Ein Trauma kann auch stets zu Intrusionen führen, dh durch Situationen, die dem ursprünglichen Trauma in gewisser, oftmals nur sehr oberflächlicher Weise ähneln, werden die Affekte des Traumas wieder hervorgerufen. Mein – inzwischen: ehemaliger – Therapeut, PD Dr Seikowski, Leipzig, beschreibt in einem seiner Bücher einen Fall, in dem eine Patientin ihn selbst in der Hypnose mit einem Mißbrauchstäter „identifizierte“, ihn sogar ohrfeigte, nur weil er an diesem Tage eine schwarze Cordhose trug, ebenso wie der Täter.
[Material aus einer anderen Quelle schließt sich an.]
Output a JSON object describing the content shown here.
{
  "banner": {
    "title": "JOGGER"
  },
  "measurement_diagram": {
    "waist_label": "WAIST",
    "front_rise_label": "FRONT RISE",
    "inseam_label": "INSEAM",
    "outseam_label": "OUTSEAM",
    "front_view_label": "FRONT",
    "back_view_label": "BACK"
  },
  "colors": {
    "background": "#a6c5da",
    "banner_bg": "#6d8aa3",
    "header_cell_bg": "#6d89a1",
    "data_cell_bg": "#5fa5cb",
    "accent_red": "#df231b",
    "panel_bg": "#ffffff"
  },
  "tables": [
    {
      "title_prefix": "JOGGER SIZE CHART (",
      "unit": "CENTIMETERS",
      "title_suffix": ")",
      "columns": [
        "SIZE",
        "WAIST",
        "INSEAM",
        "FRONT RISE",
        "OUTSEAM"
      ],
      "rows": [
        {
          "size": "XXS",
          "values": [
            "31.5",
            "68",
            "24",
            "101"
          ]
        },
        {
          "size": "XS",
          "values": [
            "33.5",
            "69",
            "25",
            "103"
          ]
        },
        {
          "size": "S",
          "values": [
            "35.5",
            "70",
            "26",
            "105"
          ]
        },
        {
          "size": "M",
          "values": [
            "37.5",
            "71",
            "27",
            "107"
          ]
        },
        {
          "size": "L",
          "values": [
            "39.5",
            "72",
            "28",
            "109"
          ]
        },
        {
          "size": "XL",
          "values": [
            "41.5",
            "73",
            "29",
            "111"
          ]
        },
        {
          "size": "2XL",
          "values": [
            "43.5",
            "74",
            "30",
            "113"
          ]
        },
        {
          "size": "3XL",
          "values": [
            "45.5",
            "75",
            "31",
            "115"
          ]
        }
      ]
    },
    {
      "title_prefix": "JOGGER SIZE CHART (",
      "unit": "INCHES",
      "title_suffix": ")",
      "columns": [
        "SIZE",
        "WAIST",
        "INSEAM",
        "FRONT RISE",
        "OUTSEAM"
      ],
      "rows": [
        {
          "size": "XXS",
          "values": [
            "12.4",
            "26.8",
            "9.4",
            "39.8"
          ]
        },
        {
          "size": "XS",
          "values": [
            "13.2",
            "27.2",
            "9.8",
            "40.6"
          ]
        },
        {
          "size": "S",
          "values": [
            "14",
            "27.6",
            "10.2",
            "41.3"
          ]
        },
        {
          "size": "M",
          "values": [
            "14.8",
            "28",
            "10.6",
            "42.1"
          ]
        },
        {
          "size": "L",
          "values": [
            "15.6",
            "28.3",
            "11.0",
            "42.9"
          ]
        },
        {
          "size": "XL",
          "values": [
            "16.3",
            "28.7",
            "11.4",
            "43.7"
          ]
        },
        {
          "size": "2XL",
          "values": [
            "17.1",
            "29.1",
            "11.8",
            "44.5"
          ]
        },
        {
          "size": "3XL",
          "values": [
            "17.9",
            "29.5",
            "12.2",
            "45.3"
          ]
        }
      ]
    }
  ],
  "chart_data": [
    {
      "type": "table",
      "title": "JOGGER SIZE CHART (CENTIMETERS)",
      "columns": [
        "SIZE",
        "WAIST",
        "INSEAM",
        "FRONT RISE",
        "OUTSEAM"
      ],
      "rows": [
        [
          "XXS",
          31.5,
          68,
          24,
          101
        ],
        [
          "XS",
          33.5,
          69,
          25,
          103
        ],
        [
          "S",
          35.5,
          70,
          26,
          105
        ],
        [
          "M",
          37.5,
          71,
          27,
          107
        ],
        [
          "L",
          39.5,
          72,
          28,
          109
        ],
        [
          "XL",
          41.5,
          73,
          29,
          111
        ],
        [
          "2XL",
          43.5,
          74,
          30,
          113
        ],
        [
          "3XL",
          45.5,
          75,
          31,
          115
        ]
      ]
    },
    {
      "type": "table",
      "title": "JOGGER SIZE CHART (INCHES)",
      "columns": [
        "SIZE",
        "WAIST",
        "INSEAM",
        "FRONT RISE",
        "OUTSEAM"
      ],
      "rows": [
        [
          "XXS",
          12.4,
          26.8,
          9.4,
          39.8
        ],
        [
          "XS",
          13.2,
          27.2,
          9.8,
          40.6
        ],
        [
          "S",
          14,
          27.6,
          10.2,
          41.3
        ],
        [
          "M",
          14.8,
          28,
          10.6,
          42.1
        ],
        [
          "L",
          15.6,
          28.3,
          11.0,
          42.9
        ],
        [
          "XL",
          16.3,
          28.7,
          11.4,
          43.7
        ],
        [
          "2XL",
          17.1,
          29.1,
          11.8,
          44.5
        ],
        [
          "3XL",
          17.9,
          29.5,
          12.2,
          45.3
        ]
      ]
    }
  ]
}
Absolut banale Kleinigkeiten können ausreichend sein, um solche Intrusionen auszulösen. Auch „Intrusion“ ist ein solcher Fachbegriff, der leicht nachzulesen ist.
Wenn man Vermutungen in dieser Richtung hegt, dann kann eine psychoanalytische Therapie indiziert sein. Eine solche Therapie beeinhaltet nicht notwendig eine Psychoanalyse, die sehr langwierig und belastend ist – meine eigene Analyse hat etwa 5 Jahre meines Lebens in Anspruch genommen gehabt. Ein Analytiker kann jedoch, wenn er sein Fach versteht und ein gutes „Arbeitsbündnis“ mit dem Patienten entsteht, die „Chemie stimmt“, recht frühzeitig erkennen, wo der Hase im Pfeffer liegt und die Therapie in eine geeignete, zielführende Richtung bringen. Selbst für mich als dilletierenden „Hobbyanalytiker“ tragen so manche Leute ihre Traumata sozusagen auf dem Silbertablett vor sich her und ein systematisch ausgebildeter, erfahrener Profi sieht noch viel, viel mehr „auf den ersten Blick“.
Postpubertäre Traumata können relativ leicht wieder zu Bewußtsein gebracht und „integriert“ werden. Je geringer die Zeitspanne zwischen Traumatisierung und Therapie ist, um so leichter kann das funktionieren und um so weniger belastend ist das Verfahren. Es kann aber auch sein, daß ein Analytiker die Indikation für die Psychoanalyse stellt, nämlich insbesondere dann, wenn die Patientin immer wieder destruktive und „gewaltsame“ Beziehungen einging. Dann besteht nämlich der Verdacht, daß es sich um „Re-Inszenierungen“ (auch so ein Fachbegriff) eines infantilen Traumas handelte. Man muß also mitunter sehr weit in die Vergangenheit zurück – in meinem eigenen Falle lagen die biblischen 40 Jahre zwischen den infantilen Traumata und ihrer erneuten Erinnerung in der Analyse, die auch deswegen sehr belastend gewesen war.
Aber letztlich ist das alles Kaffeesatzleserei und obendrein noch „stille Post“, weil nicht die betroffene Person berichtet, sondern ihre Partnerin. Wir können hier nur theoretische Möglichkeiten und Wege aufzeigen, mehr nicht.